The present invention is not limited to the above described embodiments, and various variations and modifications may be possible without departing from the scope of the present invention.

Claims

1. A wire saw slurry containing a dispersing medium and loose abrasive grains dispersed into the dispersing medium, the slurry comprising:

one of a film forming substance and a chelating agent that forms a metal film with respect to copper in the dispersing medium.

2. The wire saw slurry according to claim 1, wherein one of the film forming substance and the chelating agent is added to the dispersing medium at a rate ranging from 0.01 wt %-1 wt %.

3. The wire saw slurry according to claim 1, wherein the film forming substance includes phosphate.

4. The wire saw slurry according to claim 3, wherein the phosphate includes potassium dihydrogen phosphate.

5. The wire saw slurry according to claim 1, wherein the chelating agent includes EDTA (ethylene diamine tetraacetic acid).

6. The wire saw slurry according to claim 1, wherein the chelating agent includes diethylene triamine pentaacetic acid.
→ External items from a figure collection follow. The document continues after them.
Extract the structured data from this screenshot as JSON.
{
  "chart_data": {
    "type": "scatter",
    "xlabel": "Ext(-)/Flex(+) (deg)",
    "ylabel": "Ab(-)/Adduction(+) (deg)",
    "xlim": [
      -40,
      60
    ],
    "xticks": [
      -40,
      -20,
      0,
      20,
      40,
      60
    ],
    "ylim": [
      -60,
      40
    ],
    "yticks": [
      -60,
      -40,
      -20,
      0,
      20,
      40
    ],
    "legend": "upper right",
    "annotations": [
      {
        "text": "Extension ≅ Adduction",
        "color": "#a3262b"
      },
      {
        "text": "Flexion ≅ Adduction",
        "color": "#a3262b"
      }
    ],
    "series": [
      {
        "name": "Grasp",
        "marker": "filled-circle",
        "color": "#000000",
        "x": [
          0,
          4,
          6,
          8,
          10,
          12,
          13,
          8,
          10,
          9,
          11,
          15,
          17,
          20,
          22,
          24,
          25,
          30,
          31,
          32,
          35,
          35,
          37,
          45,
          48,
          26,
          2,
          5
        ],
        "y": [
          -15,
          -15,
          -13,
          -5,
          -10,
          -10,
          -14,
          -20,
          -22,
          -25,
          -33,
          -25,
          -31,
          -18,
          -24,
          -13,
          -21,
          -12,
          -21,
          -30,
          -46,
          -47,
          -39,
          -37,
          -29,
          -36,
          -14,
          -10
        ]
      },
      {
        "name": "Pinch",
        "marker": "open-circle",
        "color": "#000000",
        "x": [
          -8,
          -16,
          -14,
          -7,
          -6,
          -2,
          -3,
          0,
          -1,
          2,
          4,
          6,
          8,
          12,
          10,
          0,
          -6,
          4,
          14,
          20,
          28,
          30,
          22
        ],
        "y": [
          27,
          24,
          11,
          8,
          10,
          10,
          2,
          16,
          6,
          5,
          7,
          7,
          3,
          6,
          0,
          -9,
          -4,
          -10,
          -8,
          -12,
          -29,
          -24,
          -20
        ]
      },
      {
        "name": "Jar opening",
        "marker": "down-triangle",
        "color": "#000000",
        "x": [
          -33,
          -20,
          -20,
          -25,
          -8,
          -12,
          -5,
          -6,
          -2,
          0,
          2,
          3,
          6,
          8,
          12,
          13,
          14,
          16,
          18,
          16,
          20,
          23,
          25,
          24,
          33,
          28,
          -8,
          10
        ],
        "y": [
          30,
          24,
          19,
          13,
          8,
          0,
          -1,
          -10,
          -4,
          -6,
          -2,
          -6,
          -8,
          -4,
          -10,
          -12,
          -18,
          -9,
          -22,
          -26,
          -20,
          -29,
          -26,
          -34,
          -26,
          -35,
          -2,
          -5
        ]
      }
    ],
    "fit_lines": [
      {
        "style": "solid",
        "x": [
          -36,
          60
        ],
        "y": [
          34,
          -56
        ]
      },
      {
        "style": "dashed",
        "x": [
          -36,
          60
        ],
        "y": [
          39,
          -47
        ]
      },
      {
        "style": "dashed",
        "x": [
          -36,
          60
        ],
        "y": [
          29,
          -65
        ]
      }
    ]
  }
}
7. The wire saw slurry according to claim 1 wherein the dispersing medium comprises a glycol system dispersing medium.

8. The wire saw slurry according to claim 3, wherein the dispersing medium comprises a glycol system dispersing medium.

9. The wire saw slurry according to claim 5, wherein the dispersing medium comprises a glycol system dispersing medium.

10. The wire saw slurry according to claim 6, wherein the dispersing medium comprises a glycol system dispersing medium.

11. The wire saw slurry according to claim 1, wherein the dispersing medium comprises a mineral oil system dispersing medium.

12. The wire saw slurry according to claim 3, wherein the dispersing medium comprises a mineral oil system dispersing medium.

13. The wire saw slurry according to claim 5, wherein the dispersing medium comprises a mineral oil system dispersing medium.

14. The wire saw slurry according to claim 6, wherein the dispersing medium comprises a mineral oil system dispersing medium.

15. The wire saw slurry according to claim 2, wherein the film forming substance includes phosphate.

16. The wire saw slurry according to claim 2, wherein the chelating agent includes EDTA (ethylene diamine tetraacetic acid).

17. The wire saw slurry according to claim 2, wherein the chelating agent includes diethylene triamine pentaacetic acid.

18. The wire saw slurry according to claim 2, wherein the dispersing medium comprises a glycol system dispersing medium.

19. The wire saw slurry according to claim 4, wherein the dispersing medium comprises a glycol system dispersing medium.

20. The wire saw slurry according to claim 2, wherein the dispersing medium comprises a mineral oil system dispersing medium.

21. The wire saw slurry according to claim 4, wherein the dispersing medium comprises a mineral oil system dispersing medium.